Salom tuan Rizieq, maaf bila saya salah menulis nama tuan. Dan mohon maaf pula saya tidak menyebut "habib" di depan nama tuan, sebab saya seorang padri yang tidak paham arti kata tersebut. O iya, padri artinya rohaniwan Kristen. 

Saya langsung saja tuan Rizieq ya, karena tuan juga orangnya blak-blakan kalau cuap-cuap bahkan cukup kasar dan suka memaki-maki kalau berbicara kepada siapa pun yang tuan benci. 

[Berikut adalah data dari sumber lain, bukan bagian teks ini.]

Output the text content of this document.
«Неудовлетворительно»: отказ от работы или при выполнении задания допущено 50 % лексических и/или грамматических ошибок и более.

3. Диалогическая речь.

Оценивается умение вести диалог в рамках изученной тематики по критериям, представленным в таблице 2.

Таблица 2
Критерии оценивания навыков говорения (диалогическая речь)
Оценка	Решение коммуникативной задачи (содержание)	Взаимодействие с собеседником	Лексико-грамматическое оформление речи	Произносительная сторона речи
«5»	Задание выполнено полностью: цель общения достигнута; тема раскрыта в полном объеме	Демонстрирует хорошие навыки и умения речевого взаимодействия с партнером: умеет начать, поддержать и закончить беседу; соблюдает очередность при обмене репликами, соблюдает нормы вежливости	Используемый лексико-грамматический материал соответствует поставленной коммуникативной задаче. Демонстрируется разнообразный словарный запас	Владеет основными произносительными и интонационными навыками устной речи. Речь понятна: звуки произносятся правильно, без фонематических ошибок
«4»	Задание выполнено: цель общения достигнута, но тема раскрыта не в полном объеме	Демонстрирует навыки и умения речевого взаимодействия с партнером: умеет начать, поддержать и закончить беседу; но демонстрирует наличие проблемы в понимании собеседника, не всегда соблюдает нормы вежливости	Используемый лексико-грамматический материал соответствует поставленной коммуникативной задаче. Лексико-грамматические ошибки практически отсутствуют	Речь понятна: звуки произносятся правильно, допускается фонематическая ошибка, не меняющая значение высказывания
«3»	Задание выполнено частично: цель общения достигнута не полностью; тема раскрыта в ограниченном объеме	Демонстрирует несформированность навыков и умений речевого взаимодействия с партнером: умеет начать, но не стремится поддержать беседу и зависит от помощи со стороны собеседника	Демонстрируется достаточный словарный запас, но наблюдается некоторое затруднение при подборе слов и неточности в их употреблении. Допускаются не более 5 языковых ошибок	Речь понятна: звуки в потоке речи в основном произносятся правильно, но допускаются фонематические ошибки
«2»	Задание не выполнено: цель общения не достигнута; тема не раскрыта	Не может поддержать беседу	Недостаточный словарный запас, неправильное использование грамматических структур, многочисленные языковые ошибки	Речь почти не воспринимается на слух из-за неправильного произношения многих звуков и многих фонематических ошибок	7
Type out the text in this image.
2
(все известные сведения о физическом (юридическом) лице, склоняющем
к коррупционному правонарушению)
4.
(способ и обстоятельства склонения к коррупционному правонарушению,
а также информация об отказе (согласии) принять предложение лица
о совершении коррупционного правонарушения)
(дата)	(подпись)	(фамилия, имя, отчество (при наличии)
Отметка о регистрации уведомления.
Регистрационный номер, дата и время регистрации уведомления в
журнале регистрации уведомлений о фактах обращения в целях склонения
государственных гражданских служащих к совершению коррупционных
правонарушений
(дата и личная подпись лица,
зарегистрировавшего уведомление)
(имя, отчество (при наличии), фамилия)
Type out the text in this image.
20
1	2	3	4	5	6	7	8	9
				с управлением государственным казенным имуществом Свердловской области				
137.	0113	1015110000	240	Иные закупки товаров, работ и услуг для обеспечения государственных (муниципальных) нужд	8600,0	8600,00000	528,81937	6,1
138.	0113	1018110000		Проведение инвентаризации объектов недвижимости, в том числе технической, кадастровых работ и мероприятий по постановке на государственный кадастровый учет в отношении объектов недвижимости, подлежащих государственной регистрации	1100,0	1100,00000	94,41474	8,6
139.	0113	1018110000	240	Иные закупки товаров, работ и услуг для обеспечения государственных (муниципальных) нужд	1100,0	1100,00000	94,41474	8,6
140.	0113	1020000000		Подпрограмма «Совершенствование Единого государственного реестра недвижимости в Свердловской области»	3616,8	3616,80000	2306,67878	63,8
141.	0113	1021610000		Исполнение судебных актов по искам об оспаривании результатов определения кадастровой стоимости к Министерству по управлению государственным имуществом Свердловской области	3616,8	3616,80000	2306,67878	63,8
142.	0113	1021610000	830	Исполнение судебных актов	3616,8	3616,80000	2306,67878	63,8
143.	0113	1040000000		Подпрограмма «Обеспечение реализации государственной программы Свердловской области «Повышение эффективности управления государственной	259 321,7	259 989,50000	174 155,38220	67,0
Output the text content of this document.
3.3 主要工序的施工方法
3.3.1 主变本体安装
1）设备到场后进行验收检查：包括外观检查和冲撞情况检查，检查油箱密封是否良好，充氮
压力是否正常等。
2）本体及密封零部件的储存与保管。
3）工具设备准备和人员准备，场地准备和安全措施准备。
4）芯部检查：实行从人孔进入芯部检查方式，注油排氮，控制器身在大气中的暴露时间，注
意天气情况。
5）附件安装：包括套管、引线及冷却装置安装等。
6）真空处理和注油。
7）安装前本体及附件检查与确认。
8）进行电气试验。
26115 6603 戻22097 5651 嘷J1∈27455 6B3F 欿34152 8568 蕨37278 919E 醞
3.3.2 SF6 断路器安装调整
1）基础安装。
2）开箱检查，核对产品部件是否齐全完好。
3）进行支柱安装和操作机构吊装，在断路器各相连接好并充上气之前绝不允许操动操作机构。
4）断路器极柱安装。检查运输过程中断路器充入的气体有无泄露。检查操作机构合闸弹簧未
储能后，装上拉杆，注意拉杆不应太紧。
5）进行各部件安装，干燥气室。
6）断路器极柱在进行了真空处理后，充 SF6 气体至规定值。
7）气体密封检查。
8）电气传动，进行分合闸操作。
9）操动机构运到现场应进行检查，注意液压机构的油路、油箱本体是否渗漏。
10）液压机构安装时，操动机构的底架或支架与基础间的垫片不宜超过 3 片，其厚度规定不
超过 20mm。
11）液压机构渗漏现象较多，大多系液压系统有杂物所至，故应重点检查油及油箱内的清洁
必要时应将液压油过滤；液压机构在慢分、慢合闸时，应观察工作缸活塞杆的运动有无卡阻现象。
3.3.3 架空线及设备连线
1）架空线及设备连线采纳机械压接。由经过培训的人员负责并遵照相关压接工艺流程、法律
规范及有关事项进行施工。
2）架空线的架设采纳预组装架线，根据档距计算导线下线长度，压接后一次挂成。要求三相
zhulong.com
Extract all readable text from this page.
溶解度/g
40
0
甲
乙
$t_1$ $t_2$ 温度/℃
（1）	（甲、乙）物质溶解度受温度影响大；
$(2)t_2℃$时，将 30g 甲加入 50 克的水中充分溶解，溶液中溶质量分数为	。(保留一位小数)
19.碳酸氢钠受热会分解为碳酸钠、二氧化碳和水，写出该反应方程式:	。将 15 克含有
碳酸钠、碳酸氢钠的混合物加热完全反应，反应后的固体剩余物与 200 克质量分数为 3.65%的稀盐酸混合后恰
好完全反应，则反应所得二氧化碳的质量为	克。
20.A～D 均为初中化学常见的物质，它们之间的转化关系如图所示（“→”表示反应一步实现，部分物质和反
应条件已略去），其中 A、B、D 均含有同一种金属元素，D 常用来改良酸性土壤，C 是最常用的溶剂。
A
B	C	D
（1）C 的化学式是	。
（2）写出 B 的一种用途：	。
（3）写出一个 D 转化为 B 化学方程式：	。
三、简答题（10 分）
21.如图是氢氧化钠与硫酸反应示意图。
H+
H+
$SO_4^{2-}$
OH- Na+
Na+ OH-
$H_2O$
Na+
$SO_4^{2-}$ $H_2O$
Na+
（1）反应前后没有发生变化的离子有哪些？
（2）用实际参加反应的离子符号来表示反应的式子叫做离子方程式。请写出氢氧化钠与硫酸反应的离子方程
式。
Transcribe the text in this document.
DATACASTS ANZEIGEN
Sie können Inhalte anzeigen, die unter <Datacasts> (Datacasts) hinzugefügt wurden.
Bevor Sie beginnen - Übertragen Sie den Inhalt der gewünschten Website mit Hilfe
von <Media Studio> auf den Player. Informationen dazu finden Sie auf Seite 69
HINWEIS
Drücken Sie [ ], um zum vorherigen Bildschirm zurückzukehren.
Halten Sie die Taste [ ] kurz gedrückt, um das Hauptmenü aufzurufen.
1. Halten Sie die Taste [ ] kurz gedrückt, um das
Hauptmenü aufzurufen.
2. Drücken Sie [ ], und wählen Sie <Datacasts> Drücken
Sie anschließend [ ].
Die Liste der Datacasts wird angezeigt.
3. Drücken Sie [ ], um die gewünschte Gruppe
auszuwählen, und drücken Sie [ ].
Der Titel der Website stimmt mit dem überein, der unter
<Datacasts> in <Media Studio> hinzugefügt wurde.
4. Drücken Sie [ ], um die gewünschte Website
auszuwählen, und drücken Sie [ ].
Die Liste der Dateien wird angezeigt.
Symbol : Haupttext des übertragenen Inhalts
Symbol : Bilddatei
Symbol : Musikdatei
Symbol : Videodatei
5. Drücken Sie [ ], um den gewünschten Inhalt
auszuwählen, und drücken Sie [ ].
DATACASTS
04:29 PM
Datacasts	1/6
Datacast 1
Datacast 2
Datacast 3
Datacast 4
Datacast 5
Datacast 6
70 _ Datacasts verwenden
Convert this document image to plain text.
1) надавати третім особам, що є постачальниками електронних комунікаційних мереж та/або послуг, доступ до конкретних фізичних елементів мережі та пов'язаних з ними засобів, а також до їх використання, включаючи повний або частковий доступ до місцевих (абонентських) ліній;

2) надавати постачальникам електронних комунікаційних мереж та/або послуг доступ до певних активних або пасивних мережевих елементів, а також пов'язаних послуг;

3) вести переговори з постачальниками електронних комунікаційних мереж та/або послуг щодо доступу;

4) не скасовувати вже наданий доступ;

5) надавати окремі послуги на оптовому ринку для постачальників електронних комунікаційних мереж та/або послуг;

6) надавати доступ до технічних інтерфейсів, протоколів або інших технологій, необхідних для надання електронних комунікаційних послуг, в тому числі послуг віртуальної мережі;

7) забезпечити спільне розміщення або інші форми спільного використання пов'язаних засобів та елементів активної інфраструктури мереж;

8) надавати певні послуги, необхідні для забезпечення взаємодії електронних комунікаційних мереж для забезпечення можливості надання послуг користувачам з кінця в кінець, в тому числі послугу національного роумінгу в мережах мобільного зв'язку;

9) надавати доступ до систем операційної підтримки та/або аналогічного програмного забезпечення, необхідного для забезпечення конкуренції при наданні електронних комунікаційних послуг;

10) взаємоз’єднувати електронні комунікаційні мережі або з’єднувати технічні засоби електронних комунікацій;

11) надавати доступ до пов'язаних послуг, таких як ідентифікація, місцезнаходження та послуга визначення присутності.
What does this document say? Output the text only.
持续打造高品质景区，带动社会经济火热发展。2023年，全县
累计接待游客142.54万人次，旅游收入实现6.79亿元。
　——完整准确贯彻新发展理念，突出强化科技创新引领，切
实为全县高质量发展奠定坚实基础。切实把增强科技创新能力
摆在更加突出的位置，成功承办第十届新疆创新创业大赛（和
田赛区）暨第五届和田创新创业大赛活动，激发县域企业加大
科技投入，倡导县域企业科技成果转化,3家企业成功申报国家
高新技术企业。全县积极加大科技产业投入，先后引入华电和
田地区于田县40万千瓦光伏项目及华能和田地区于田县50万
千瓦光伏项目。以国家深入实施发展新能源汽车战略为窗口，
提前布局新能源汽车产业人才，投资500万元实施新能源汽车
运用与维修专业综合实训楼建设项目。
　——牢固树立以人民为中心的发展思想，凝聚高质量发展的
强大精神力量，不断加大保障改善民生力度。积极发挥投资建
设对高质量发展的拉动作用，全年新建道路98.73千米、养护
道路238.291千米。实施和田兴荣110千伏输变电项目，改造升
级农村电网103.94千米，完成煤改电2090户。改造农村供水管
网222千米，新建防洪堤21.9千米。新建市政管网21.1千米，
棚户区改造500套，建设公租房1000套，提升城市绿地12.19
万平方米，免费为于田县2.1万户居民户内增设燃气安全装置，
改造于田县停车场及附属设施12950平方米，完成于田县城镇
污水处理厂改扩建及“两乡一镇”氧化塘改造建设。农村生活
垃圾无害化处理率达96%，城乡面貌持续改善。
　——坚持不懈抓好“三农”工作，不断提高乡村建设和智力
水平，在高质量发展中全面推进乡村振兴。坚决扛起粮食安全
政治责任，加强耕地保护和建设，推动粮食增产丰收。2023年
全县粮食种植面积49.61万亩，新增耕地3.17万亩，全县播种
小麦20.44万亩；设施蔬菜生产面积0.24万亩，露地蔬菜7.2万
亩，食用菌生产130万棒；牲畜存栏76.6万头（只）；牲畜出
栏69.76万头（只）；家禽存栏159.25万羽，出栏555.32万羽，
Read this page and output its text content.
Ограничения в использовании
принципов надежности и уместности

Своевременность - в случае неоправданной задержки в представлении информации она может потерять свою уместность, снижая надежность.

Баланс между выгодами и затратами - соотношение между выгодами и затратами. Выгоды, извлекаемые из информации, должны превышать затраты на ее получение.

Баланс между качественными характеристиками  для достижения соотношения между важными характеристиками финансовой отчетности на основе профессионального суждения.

Bahkan Gus Dur, orang yang sangat dihormati di negeri ini, yang seagama dengan tuan, tuan bertutur, "Gus Dur buta mata dan buta hati." Seluruh rakyat Indonesia bisa saksikan kekasaran verbal tuan di sini: 
https://youtu.be/77I3SdCAfGA

Untung sekali para Banser dan Anshor serta keluarga besar NU tidak beringas datangi tuan dan menggantung tuan di Tugu Monas. Saya bangga karena mereka penganut Islam Nusantara yang memang menjadi rahmat bagi semesta Indonesia sampai hari ini.

Saya mau segarkan kembali memori otak tuan ketika tuan menghina Tuhan dan Juruselamat saya, Yesus Kristus. 

Kalau tuan lupa hinaan tuan tersebut karena cukup lama kabur meninggalkan Indonesia, saya persilahkan tuan saksikan di sini: https://youtu.be/rlk5LtB-6W4

Saya memeringatkan tuan yang sudah begitu nekad menghina Yesus Kristus atau Isa Almasih, Tuhan dan Juruselamat satu-satunya bagi umat Kristen.

Beliau juga begitu dihormati oleh umat muslim di seluruh dunia. Karena beliau dicatat dan disanjung dalam Al Quran dengan sangat baik reputasi-Nya. 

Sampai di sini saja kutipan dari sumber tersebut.